Massey called for Corley’s resignation Thursday, along with other S.C. House and Senate leaders, following the Aiken Republican’s indictment this week on domestic violence charges, and his suspension from the State House.

Massey’s Democratic counterpart, Senate Minority Leader Nikki Setzler, D-Lexington, also said Corley should resign. So did Rep. Gary Simrill, R-York, the House majority leader.

“Should he not resign, it could go to the ethics committee,” Simrill said, “and he could be expelled.”

But those calls were not echoed by some other legislators, who are waiting for Corley’s case to go through the legal process.

State Rep. Tommy Pope, R-York, said that as a former prosecutor he will not prejudge the case against Corley, arguing it was not other legislators’ job to call for him to resign.

State Rep. Gilda Cobb-Hunter, D-Orangeburg, said she would leave Corley’s resignation up to him. “That’s a call Rep. Corley will have to make.”

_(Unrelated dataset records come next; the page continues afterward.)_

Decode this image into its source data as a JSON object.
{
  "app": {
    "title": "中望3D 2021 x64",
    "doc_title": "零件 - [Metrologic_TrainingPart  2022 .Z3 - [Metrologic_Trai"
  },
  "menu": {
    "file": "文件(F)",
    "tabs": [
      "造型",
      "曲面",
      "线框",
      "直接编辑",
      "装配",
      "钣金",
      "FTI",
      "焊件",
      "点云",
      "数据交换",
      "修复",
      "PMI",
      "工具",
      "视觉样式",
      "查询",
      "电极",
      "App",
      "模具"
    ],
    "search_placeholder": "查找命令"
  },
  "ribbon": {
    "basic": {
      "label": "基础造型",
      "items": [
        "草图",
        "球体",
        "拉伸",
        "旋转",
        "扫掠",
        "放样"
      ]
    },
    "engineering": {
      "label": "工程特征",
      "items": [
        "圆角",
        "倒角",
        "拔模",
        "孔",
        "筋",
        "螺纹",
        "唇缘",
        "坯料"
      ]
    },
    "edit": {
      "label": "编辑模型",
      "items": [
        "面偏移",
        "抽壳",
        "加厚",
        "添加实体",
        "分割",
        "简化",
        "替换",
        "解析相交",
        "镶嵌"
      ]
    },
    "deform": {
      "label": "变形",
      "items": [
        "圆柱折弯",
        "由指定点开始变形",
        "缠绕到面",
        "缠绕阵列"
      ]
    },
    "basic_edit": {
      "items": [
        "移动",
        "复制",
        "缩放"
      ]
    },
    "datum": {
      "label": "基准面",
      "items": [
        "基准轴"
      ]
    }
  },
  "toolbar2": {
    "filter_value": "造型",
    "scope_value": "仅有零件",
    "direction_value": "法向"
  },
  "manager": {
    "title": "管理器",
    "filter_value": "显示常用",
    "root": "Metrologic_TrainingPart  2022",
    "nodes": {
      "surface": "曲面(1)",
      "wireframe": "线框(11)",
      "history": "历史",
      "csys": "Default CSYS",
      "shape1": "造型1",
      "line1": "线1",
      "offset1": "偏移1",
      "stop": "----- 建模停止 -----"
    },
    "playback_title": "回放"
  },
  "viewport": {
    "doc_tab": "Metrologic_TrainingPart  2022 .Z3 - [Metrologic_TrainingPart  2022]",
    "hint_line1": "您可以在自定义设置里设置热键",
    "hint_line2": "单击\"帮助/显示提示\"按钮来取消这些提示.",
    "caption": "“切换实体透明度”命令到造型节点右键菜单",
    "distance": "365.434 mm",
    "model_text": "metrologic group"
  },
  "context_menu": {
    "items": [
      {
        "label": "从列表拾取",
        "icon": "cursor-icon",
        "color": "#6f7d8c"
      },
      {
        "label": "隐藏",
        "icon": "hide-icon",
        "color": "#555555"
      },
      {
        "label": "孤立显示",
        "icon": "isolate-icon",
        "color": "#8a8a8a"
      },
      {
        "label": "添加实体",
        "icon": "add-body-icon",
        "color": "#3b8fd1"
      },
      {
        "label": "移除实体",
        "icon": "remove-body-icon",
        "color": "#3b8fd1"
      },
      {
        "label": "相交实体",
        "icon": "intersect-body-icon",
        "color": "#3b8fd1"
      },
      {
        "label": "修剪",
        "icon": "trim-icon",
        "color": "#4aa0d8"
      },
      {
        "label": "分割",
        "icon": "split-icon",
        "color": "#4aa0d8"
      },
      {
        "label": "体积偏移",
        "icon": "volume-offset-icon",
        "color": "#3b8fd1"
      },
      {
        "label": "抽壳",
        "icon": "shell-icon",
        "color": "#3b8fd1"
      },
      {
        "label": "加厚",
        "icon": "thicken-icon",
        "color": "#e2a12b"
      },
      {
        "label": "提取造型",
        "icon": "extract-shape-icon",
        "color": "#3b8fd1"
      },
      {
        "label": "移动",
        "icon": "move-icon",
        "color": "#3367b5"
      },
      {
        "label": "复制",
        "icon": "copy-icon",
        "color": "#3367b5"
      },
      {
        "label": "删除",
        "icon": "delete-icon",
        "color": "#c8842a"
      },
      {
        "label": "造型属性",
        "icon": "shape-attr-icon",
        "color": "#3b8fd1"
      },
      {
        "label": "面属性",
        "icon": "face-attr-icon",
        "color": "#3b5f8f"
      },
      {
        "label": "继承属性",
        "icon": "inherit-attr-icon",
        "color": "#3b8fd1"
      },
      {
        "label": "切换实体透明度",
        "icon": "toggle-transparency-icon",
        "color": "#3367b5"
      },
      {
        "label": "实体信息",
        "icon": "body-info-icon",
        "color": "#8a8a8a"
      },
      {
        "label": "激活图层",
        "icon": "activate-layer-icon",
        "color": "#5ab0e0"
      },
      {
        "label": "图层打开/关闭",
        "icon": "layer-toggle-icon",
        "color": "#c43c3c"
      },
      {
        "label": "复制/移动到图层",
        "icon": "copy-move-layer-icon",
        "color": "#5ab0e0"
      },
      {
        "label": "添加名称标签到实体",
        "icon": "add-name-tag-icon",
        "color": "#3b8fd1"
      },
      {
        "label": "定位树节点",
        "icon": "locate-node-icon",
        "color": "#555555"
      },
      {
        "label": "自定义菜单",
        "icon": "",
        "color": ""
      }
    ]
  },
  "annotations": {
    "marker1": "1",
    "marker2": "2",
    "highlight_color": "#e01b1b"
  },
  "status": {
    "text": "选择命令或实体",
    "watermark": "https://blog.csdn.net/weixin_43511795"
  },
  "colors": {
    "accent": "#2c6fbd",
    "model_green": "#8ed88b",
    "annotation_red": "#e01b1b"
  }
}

But Cobb-Hunter said she was not surprised to hear of his arrest, saying domestic violence traverses all levels of society.

Massey said legislators must be held to a higher standard, separate from whether Corley has been legally judged guilty of the charges against him.

“I don’t see how you don’t resign,” Massey said.

Massey said he felt he had to speak out after hearing the 911 tapes of Corley’s wife and family calling the police after Corley was accused of punching his wife and threatening her with a gun in front of the couple’s young children.

State Rep. Mandy Powers Norrell, D-Lancaster, who also called for Corley’s resignation Thursday, said the case again highlights the high rates of domestic violence in South Carolina.

“Domestic violence is at the forefront in this state,” Norrell said. “What’s described on the 911 tapes is horrific. ... If I was in his shoes, I would want to step away from the spotlight.”

Lawmakers were reluctant to say an indictment should automatically led a lawmaker to resign. Last month, state Rep. Jim Merrill, R-Berkeley, was indicted on misuse of public office charges following a long-running public corruption probe into the Legislature. Massey said Corley’s was a special case because of the severity of the charges against him.

“High and aggravated is one step down from murder,” Massey said. “The only thing worse you can do is kill someone.”